Ken Kennedy Institute's July Member of the Month: Santiago Segarra

Dr. Santiago Segarra, is an Assistant Professor of Computer Science and Electrical and Computer Engineering

Santiago Segarra

The Ken Kennedy Institute's July Member of the Month, Dr. Santiago Segarra, is an Assistant Professor of Computer Science and Electrical and Computer Engineering.

Santiago received his B.Sc. degree in industrial engineering with highest honors (Valedictorian) from the Instituto Tecnológico de Buenos Aires (ITBA), Argentina, in 2011, the M.S. in electrical engineering from the University of Pennsylvania (Penn), Philadelphia, in 2014 and the Ph.D. degree in electrical and systems engineering from Penn in 2016. From September 2016 to June 2018 he was a postdoctoral research associate with the Institute for Data, Systems, and Society at the Massachusetts Institute of Technology. Since July 2018, Dr. Segarra is an Assistant Professor in the Department of Electrical and Computer Engineering at Rice University.

His research interests include network theory, data analysis, machine learning, and graph signal processing. Santiago will also be one of the instructors for the Ken Kennedy Institute's Machine Learning Boot Camp on August 6-7, 2020.

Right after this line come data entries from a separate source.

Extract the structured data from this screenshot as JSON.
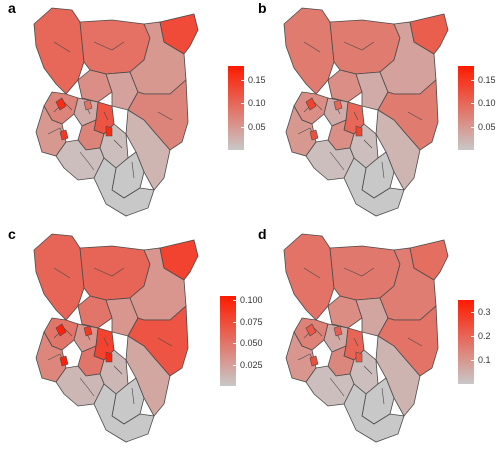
{
  "colors": {
    "low": "#c8c8c8",
    "high": "#ff1a00",
    "border": "#4a4a4a"
  },
  "panels": [
    {
      "label": "a",
      "legend": {
        "max": 0.18,
        "ticks": [
          {
            "value": 0.15,
            "label": "0.15"
          },
          {
            "value": 0.1,
            "label": "0.10"
          },
          {
            "value": 0.05,
            "label": "0.05"
          }
        ]
      },
      "region_values": [
        0.1,
        0.09,
        0.06,
        0.04,
        0.05,
        0.13,
        0.07,
        0.02,
        0.07,
        0.03,
        0.12,
        0.07,
        0.05,
        0.01,
        0.01,
        0.0,
        0.0
      ]
    },
    {
      "label": "b",
      "legend": {
        "max": 0.18,
        "ticks": [
          {
            "value": 0.15,
            "label": "0.15"
          },
          {
            "value": 0.1,
            "label": "0.10"
          },
          {
            "value": 0.05,
            "label": "0.05"
          }
        ]
      },
      "region_values": [
        0.08,
        0.08,
        0.06,
        0.03,
        0.04,
        0.11,
        0.08,
        0.02,
        0.06,
        0.03,
        0.1,
        0.06,
        0.05,
        0.01,
        0.01,
        0.0,
        0.0
      ]
    },
    {
      "label": "c",
      "legend": {
        "max": 0.105,
        "ticks": [
          {
            "value": 0.1,
            "label": "0.100"
          },
          {
            "value": 0.075,
            "label": "0.075"
          },
          {
            "value": 0.05,
            "label": "0.050"
          },
          {
            "value": 0.025,
            "label": "0.025"
          }
        ]
      },
      "region_values": [
        0.06,
        0.06,
        0.05,
        0.03,
        0.03,
        0.08,
        0.07,
        0.02,
        0.05,
        0.03,
        0.08,
        0.05,
        0.04,
        0.01,
        0.01,
        0.0,
        0.0
      ]
    },
    {
      "label": "d",
      "legend": {
        "max": 0.35,
        "ticks": [
          {
            "value": 0.3,
            "label": "0.3"
          },
          {
            "value": 0.2,
            "label": "0.2"
          },
          {
            "value": 0.1,
            "label": "0.1"
          }
        ]
      },
      "region_values": [
        0.17,
        0.16,
        0.12,
        0.07,
        0.15,
        0.18,
        0.17,
        0.04,
        0.14,
        0.06,
        0.2,
        0.13,
        0.1,
        0.02,
        0.02,
        0.0,
        0.0
      ]
    }
  ]
}
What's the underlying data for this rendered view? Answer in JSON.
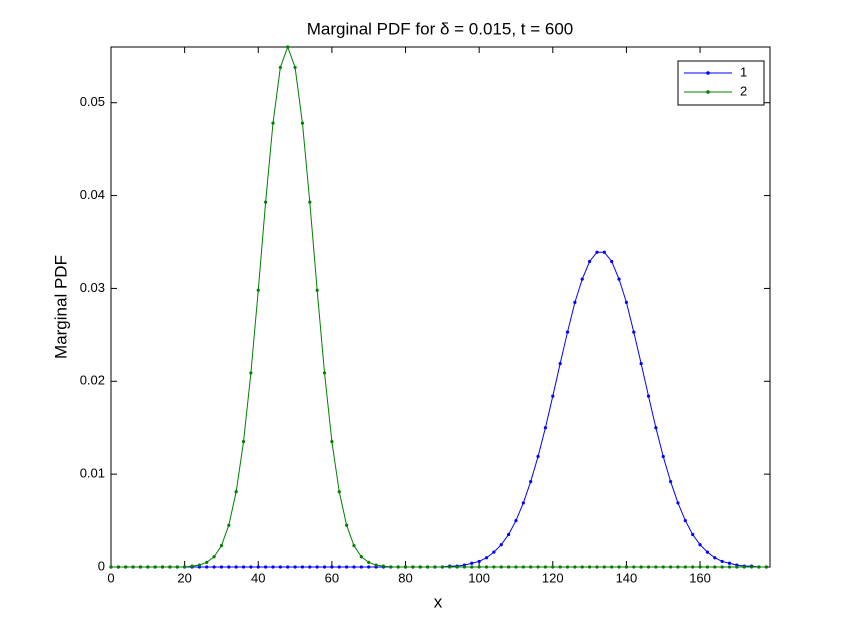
{
  "chart_data": {
    "type": "line",
    "title": "Marginal PDF for δ = 0.015, t = 600",
    "x_label": "x",
    "y_label": "Marginal PDF",
    "x": [
      0,
      2,
      4,
      6,
      8,
      10,
      12,
      14,
      16,
      18,
      20,
      22,
      24,
      26,
      28,
      30,
      32,
      34,
      36,
      38,
      40,
      42,
      44,
      46,
      48,
      50,
      52,
      54,
      56,
      58,
      60,
      62,
      64,
      66,
      68,
      70,
      72,
      74,
      76,
      78,
      80,
      82,
      84,
      86,
      88,
      90,
      92,
      94,
      96,
      98,
      100,
      102,
      104,
      106,
      108,
      110,
      112,
      114,
      116,
      118,
      120,
      122,
      124,
      126,
      128,
      130,
      132,
      134,
      136,
      138,
      140,
      142,
      144,
      146,
      148,
      150,
      152,
      154,
      156,
      158,
      160,
      162,
      164,
      166,
      168,
      170,
      172,
      174,
      176,
      178
    ],
    "series": [
      {
        "name": "1",
        "color": "#0000ff",
        "values": [
          0,
          0,
          0,
          0,
          0,
          0,
          0,
          0,
          0,
          0,
          0,
          0,
          0,
          0,
          0,
          0,
          0,
          0,
          0,
          0,
          0,
          0,
          0,
          0,
          0,
          0,
          0,
          0,
          0,
          0,
          0,
          0,
          0,
          0,
          0,
          0,
          0,
          0,
          0,
          0,
          0,
          0,
          0,
          0,
          0,
          0,
          0.0001,
          0.0001,
          0.0002,
          0.0004,
          0.0006,
          0.001,
          0.0016,
          0.0024,
          0.0035,
          0.005,
          0.0069,
          0.0092,
          0.0119,
          0.015,
          0.0184,
          0.0219,
          0.0253,
          0.0285,
          0.031,
          0.0329,
          0.0339,
          0.0339,
          0.0329,
          0.031,
          0.0285,
          0.0253,
          0.0219,
          0.0184,
          0.015,
          0.0119,
          0.0092,
          0.0069,
          0.005,
          0.0035,
          0.0024,
          0.0016,
          0.001,
          0.0006,
          0.0004,
          0.0002,
          0.0001,
          0.0001,
          0,
          0
        ]
      },
      {
        "name": "2",
        "color": "#007f00",
        "values": [
          0,
          0,
          0,
          0,
          0,
          0,
          0,
          0,
          0,
          0,
          0,
          0.0001,
          0.0002,
          0.0005,
          0.0011,
          0.0023,
          0.0045,
          0.0081,
          0.0135,
          0.0209,
          0.0298,
          0.0393,
          0.0478,
          0.0538,
          0.056,
          0.0538,
          0.0478,
          0.0393,
          0.0298,
          0.0209,
          0.0135,
          0.0081,
          0.0045,
          0.0023,
          0.0011,
          0.0005,
          0.0002,
          0.0001,
          0,
          0,
          0,
          0,
          0,
          0,
          0,
          0,
          0,
          0,
          0,
          0,
          0,
          0,
          0,
          0,
          0,
          0,
          0,
          0,
          0,
          0,
          0,
          0,
          0,
          0,
          0,
          0,
          0,
          0,
          0,
          0,
          0,
          0,
          0,
          0,
          0,
          0,
          0,
          0,
          0,
          0,
          0,
          0,
          0,
          0,
          0,
          0,
          0,
          0,
          0,
          0
        ]
      }
    ],
    "xlim": [
      0,
      179
    ],
    "xticks": [
      0,
      20,
      40,
      60,
      80,
      100,
      120,
      140,
      160
    ],
    "ylim": [
      0,
      0.056
    ],
    "yticks": [
      0,
      0.01,
      0.02,
      0.03,
      0.04,
      0.05
    ],
    "legend": "northeast",
    "grid": false
  }
}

What is your favorite book?

“Foundation” by Isaac Asimov. I first read this book as a teenager and this sparked my love for sci-fi. I remember saving pesos from here and there as a kid to buy the next Asimov’s book in my to-read list. I forgot about the content of most of these books, but I still remember that sense of wonder and intrigue. Very pure feelings and, for me, “Foundation” encapsulates those feelings of a teenage dreamer.

How do you explain your research in one sentence?

I combine fundamental concepts from Network Science with modern tools from Machine Learning and Signal Processing to leverage the structure of networks for the better understanding of data defined on them.

What is your favorite aspect of your research?

I work on tools and concepts that have potentially very broad applicability, and this allowed me to collaborate and learn from multiple disciplines. I might have in the same day meetings discussing projects on genetics, psychology, and urban planning. This is the beauty of working on methodologies that are transversal to domains of knowledge.

The second aspect is that the research covers a wide range of the theory-to-practice spectrum. Some of the papers that we write are essentially math papers, with theorems, propositions, and several pages of mathematical proofs. By contrast, other papers are very practical and are concerned with the computational implementation of the tools developed. This diversity keeps the research interesting and appealing to different types of students.

What challenges do you see in your research that you didn't expect?

Interdisciplinarity can be a double-edged sword. Although the success stories are a lot of fun, there are many projects that die off mainly due to language barriers between disciplines, miscommunication, or lack of alignment of the expectations. Overcoming these barriers is certainly a challenge in any new collaboration.

What is a favorite experience with the Ken Kennedy Institute or describe a time the Ken Kennedy Institute supported you in the past?

Following the analogy of the energy barrier, the Ken Kennedy Institute truly acts as a catalyst bringing down the energy needed for these collaborations. Apart from condensing researchers that are naturally open to computational approaches in their disciplines, the monthly lunches serve the very useful purpose of getting to know what everyone is working on in a relaxed setting.